Greinasafn fyrir merki: America

Can we trust Trump and the Americans?

By Sigurdur Arni Thordarson – June 18, 2025

I have made a decision that feels both personal and political: I will not support American businesses in the coming years. I will avoid traveling to the United States, and I have largely stopped purchasing American-made products or using U.S.-based services. Most importantly, I will not remain silent in the face of abuses by Donald Trump, his allies, or anyone who undermines the values I once admired in the American republic. This is not a gesture of hate. It is an expression of sorrow — and resolve.

I was educated in the United States and hold deep respect for its history, its ideals, and its people. I have friends across the country and cherish the hospitality and generosity I encountered there. But it is precisely because I care that I now feel compelled to speak up. I worry that the America I came to know is slipping away — not because of foreign enemies, but because of erosion from within.

The political and cultural polarization in the U.S. has become not only alarming but destabilizing. I fear for the health of American democracy and for the institutions meant to protect it. Reform and accountability are long overdue — but what we are witnessing now is something darker: the normalization of lies, the glorification of power, and the abandonment of the rule of law. These are not just internal matters. The United States, whether it likes it or not, remains a global leader. Under Donald Trump’s leadership, many of us in Europe have been forced to reckon with the consequences of that fact.

Undermining NATO

Trump has repeatedly cast doubt on America’s commitment to NATO, weakening trust among allies and destabilizing the security architecture that has kept Europe at peace since the Second World War.

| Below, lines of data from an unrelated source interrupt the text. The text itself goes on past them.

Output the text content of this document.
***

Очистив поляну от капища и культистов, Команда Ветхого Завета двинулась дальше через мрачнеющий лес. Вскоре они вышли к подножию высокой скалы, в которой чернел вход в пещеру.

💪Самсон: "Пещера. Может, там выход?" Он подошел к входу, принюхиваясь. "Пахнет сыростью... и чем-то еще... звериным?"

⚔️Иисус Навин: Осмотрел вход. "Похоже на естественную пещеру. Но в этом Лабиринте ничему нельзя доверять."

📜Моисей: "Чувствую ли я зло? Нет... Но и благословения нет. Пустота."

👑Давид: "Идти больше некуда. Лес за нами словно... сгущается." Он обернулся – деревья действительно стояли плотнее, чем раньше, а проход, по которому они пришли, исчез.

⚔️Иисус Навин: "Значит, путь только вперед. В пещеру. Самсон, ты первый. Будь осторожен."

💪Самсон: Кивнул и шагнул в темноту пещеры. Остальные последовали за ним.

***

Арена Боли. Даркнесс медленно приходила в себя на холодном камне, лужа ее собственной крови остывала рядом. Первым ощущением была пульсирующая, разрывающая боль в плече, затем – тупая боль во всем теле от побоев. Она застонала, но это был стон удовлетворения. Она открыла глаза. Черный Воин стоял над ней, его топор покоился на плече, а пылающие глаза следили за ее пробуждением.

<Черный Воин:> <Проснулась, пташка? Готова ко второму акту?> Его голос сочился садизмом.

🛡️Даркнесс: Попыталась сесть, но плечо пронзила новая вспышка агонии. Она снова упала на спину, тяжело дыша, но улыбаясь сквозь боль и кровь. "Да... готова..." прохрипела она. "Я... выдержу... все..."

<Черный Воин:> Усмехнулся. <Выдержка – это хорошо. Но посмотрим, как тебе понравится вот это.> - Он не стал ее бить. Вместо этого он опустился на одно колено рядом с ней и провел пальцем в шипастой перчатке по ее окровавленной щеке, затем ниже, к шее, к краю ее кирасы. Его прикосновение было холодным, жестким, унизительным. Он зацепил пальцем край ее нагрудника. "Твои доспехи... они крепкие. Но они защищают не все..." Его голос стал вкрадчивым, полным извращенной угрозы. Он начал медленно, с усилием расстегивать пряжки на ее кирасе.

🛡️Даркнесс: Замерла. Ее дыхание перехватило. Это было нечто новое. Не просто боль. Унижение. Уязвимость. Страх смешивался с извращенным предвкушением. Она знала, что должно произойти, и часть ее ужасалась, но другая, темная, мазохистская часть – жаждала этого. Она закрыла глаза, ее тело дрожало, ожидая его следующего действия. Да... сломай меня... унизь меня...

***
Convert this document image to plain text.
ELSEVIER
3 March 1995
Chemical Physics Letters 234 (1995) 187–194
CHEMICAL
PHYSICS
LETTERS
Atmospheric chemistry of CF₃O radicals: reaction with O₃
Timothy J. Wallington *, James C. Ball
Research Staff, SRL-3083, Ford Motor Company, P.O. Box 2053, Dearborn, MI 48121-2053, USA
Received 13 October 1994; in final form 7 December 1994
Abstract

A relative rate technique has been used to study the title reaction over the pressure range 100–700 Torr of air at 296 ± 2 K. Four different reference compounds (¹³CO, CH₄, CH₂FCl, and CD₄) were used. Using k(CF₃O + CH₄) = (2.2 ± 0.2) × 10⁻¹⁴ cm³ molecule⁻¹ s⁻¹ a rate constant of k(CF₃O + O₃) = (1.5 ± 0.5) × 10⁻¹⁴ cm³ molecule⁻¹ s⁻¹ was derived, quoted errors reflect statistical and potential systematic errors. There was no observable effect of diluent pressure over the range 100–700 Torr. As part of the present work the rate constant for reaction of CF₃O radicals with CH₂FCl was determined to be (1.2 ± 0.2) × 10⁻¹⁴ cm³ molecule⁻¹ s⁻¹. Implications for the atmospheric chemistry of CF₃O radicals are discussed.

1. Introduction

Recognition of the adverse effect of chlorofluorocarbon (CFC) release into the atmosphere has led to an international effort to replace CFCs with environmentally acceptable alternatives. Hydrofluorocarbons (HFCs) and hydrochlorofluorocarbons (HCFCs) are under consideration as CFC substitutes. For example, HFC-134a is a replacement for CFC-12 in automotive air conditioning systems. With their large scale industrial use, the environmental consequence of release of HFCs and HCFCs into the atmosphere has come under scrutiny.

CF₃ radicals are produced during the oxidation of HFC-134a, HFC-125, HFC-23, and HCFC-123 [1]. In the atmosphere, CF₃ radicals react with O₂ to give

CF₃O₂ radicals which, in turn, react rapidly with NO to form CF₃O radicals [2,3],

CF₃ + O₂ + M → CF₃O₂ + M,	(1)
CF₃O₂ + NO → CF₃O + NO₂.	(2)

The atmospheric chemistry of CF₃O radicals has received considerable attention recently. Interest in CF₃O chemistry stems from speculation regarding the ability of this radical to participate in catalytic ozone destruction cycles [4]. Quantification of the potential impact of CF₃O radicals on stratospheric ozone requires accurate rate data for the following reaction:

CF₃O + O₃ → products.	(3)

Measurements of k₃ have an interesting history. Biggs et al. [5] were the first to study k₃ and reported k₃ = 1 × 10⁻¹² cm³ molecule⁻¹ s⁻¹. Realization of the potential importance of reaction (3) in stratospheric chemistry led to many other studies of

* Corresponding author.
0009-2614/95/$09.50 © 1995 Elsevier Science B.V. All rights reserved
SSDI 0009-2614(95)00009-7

When the U.S. sends signals of unreliability, adversaries notice — and exploit it.

Trade Hostility and Economic Bullying

Rather than strengthening partnerships, the Trump administration embraced trade wars and tariff threats. Longstanding alliances were treated as liabilities rather than assets. Diplomacy gave way to bravado. Trust gave way to suspicion.

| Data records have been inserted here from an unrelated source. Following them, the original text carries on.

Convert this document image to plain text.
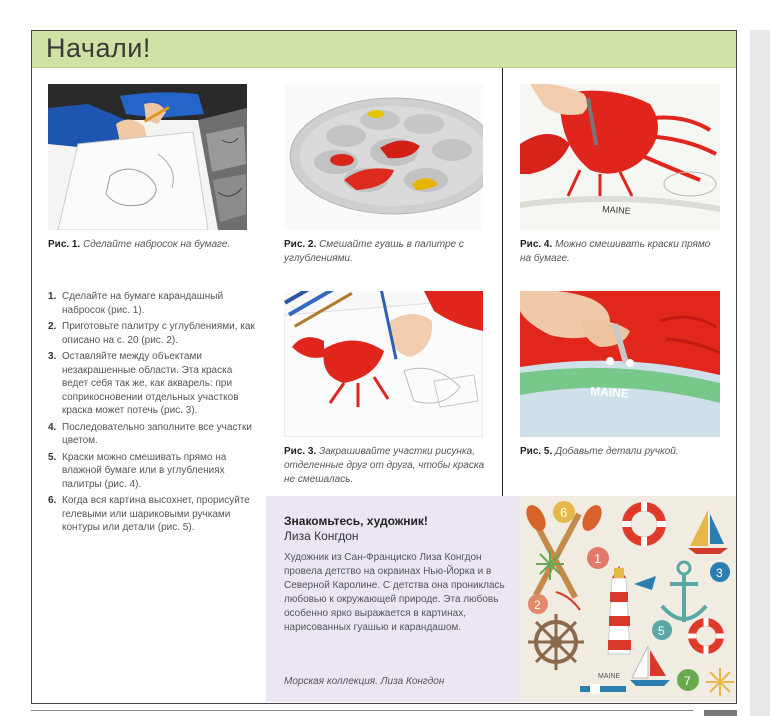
Начали!
Рис. 1. Сделайте набросок на бумаге.	Рис. 2. Смешайте гуашь в палитре с углублениями.
MAINE
Рис. 4. Можно смешивать краски прямо на бумаге.
1. Сделайте на бумаге карандашный набросок (рис. 1).
2. Приготовьте палитру с углублениями, как описано на с. 20 (рис. 2).
3. Оставляйте между объектами незакрашенные области. Эта краска ведет себя так же, как акварель: при соприкосновении отдельных участков краска может потечь (рис. 3).
4. Последовательно заполните все участки цветом.
5. Краски можно смешивать прямо на влажной бумаге или в углублениях палитры (рис. 4).
6. Когда вся картина высохнет, прорисуйте гелевыми или шариковыми ручками контуры или детали (рис. 5).
Рис. 3. Закрашивайте участки рисунка, отделенные друг от друга, чтобы краска не смешалась.
MAINE
Рис. 5. Добавьте детали ручкой.
Знакомьтесь, художник!
Лиза Конгдон
Художник из Сан-Франциско Лиза Конгдон провела детство на окраинах Нью-Йорка и в Северной Каролине. С детства она прониклась любовью к окружающей природе. Эта любовь особенно ярко выражается в картинах, нарисованных гуашью и карандашом.
Морская коллекция. Лиза Конгдон
6
1
3
2
5
7
MAINE
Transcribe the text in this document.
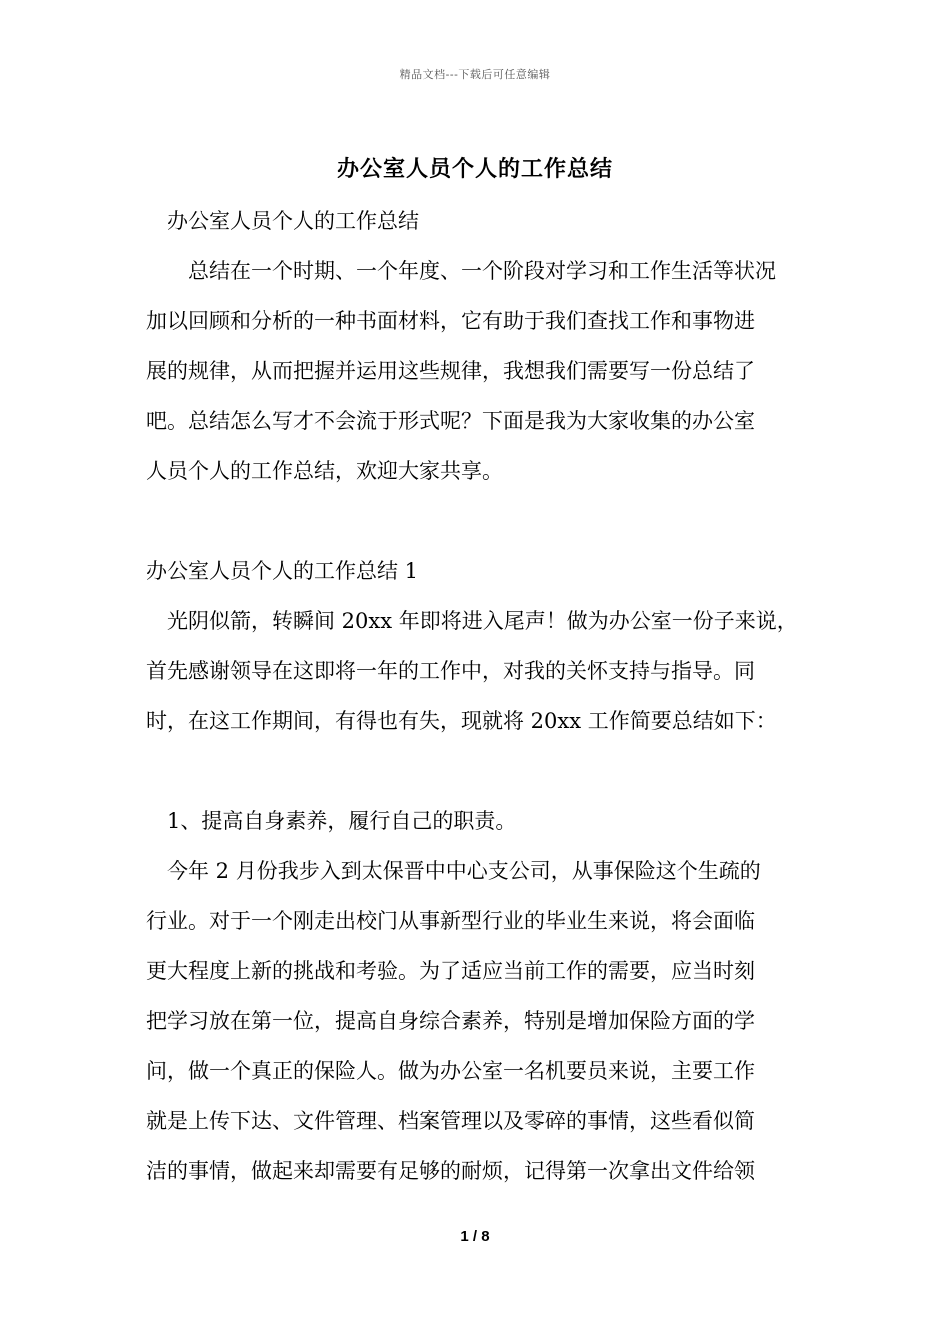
精品文档---下载后可任意编辑
办公室人员个人的工作总结
　办公室人员个人的工作总结
　　总结在一个时期、一个年度、一个阶段对学习和工作生活等状况
加以回顾和分析的一种书面材料，它有助于我们查找工作和事物进
展的规律，从而把握并运用这些规律，我想我们需要写一份总结了
吧。总结怎么写才不会流于形式呢？下面是我为大家收集的办公室
人员个人的工作总结，欢迎大家共享。
办公室人员个人的工作总结 1
　光阴似箭，转瞬间 20xx 年即将进入尾声！做为办公室一份子来说，
首先感谢领导在这即将一年的工作中，对我的关怀支持与指导。同
时，在这工作期间，有得也有失，现就将 20xx 工作简要总结如下：
　1、提高自身素养，履行自己的职责。
　今年 2 月份我步入到太保晋中中心支公司，从事保险这个生疏的
行业。对于一个刚走出校门从事新型行业的毕业生来说，将会面临
更大程度上新的挑战和考验。为了适应当前工作的需要，应当时刻
把学习放在第一位，提高自身综合素养，特别是增加保险方面的学
问，做一个真正的保险人。做为办公室一名机要员来说，主要工作
就是上传下达、文件管理、档案管理以及零碎的事情，这些看似简
洁的事情，做起来却需要有足够的耐烦，记得第一次拿出文件给领
1 / 8
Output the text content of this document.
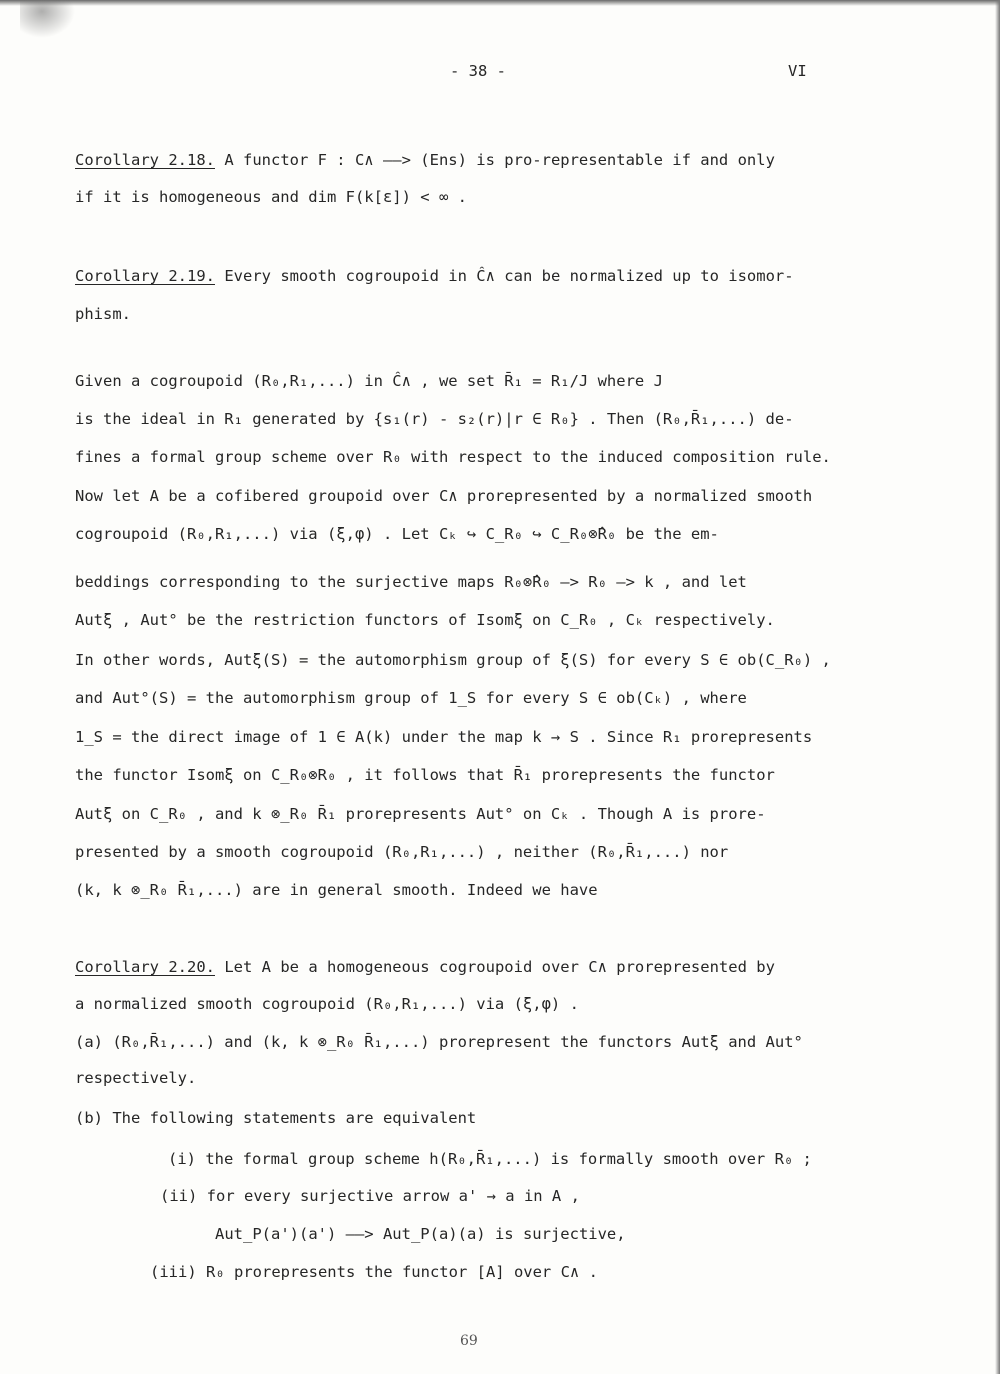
- 38 -	VI
Corollary 2.18. A functor F : C∧ ——> (Ens) is pro-representable if and only
if it is homogeneous and dim F(k[ε]) < ∞ .
Corollary 2.19. Every smooth cogroupoid in Ĉ∧ can be normalized up to isomor-
phism.
Given a cogroupoid (R₀,R₁,...) in Ĉ∧ , we set R̄₁ = R₁/J where J
is the ideal in R₁ generated by {s₁(r) - s₂(r)|r ∈ R₀} . Then (R₀,R̄₁,...) de-
fines a formal group scheme over R₀ with respect to the induced composition rule.
Now let A be a cofibered groupoid over C∧ prorepresented by a normalized smooth
cogroupoid (R₀,R₁,...) via (ξ,φ) . Let Cₖ ↪ C_R₀ ↪ C_R₀⊗̂R₀ be the em-
beddings corresponding to the surjective maps R₀⊗̂R₀ —> R₀ —> k , and let
Autξ , Aut° be the restriction functors of Isomξ on C_R₀ , Cₖ respectively.
In other words, Autξ(S) = the automorphism group of ξ(S) for every S ∈ ob(C_R₀) ,
and Aut°(S) = the automorphism group of 1_S for every S ∈ ob(Cₖ) , where
1_S = the direct image of 1 ∈ A(k) under the map k → S . Since R₁ prorepresents
the functor Isomξ on C_R₀⊗R₀ , it follows that R̄₁ prorepresents the functor
Autξ on C_R₀ , and k ⊗_R₀ R̄₁ prorepresents Aut° on Cₖ . Though A is prore-
presented by a smooth cogroupoid (R₀,R₁,...) , neither (R₀,R̄₁,...) nor
(k, k ⊗_R₀ R̄₁,...) are in general smooth. Indeed we have
Corollary 2.20. Let A be a homogeneous cogroupoid over C∧ prorepresented by
a normalized smooth cogroupoid (R₀,R₁,...) via (ξ,φ) .
(a) (R₀,R̄₁,...) and (k, k ⊗_R₀ R̄₁,...) prorepresent the functors Autξ and Aut°
respectively.
(b) The following statements are equivalent
(i) the formal group scheme h(R₀,R̄₁,...) is formally smooth over R₀ ;
(ii) for every surjective arrow a' → a in A ,
Aut_P(a')(a') ——> Aut_P(a)(a) is surjective,
(iii) R₀ prorepresents the functor [A] over C∧ .
69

A Retreat from Multilateralism

“America First” became, in practice, America alone. The Trump years were marked by a disdain for international cooperation — precisely when global challenges like climate change, migration, and inequality demanded collective action.

Authoritarian Echoes

To many Europeans, Trump’s language and tactics are hauntingly familiar. We have read this chapter in history before — in the 1930s. We know where it can lead. His contempt for checks and balances, his attacks on the press, and his demonization of political opponents should alarm anyone who values democracy.

Environmental Abandonment

The withdrawal from the Paris Agreement and the dismantling of environmental protections sent a clear message: short-term profit over planetary survival. For humanity facing wildfires, floods, and climate-linked migration, this was reckless.

Human Rights Violations

The Trump administration’s treatment of migrants and refugees violated basic principles of human dignity. Separating children from parents, criminalizing asylum, and vilifying outsiders were not only cruel — they ran counter to the values the U.S. once championed.

Aligning with Autocrats

Whether cozying up to Vladimir Putin or praising other strongmen, Trump seemed more comfortable with autocracy than democracy. His behavior towards the Russian invasion to Ukraine not only raised ethical questions — it imperiled European security.

Collapse of Trust

Many Europeans once viewed the United States as a trustworthy friend. That trust has frayed. Today, we see a nation at war with itself — and a leader whose arrogance and erratic behavior cast a long shadow over transatlantic relations.

Resistance and Hope

Across Europe, Trump’s politics have been met with protests and resistance. The approaches and slogans may vary, but the message is consistent: we will not normalize tyranny. We stand with those Americans fighting for decency, justice, and truth.

To be clear: this is not an attack on the American people. It is an appeal to those who believe in the promise of the United States. Trump’s rise has revealed not only American vulnerabilities but our own. European democracies are not immune to the same forces of anger, apathy, and extremism. But exposure can be the first step toward healing. That is why I speak out. I do so as a friend — and as a global citizen who believes silence is complicity.

The photograph above is from July 4, 2017. It shows my sons wearing red-white-and-blue hats, gifts from the U.S. Ambassador to Iceland. I still hope that the ideals represented by those colors — freedom, equality, courage — can be reclaimed and renewed. But for that to happen, more of us must speak.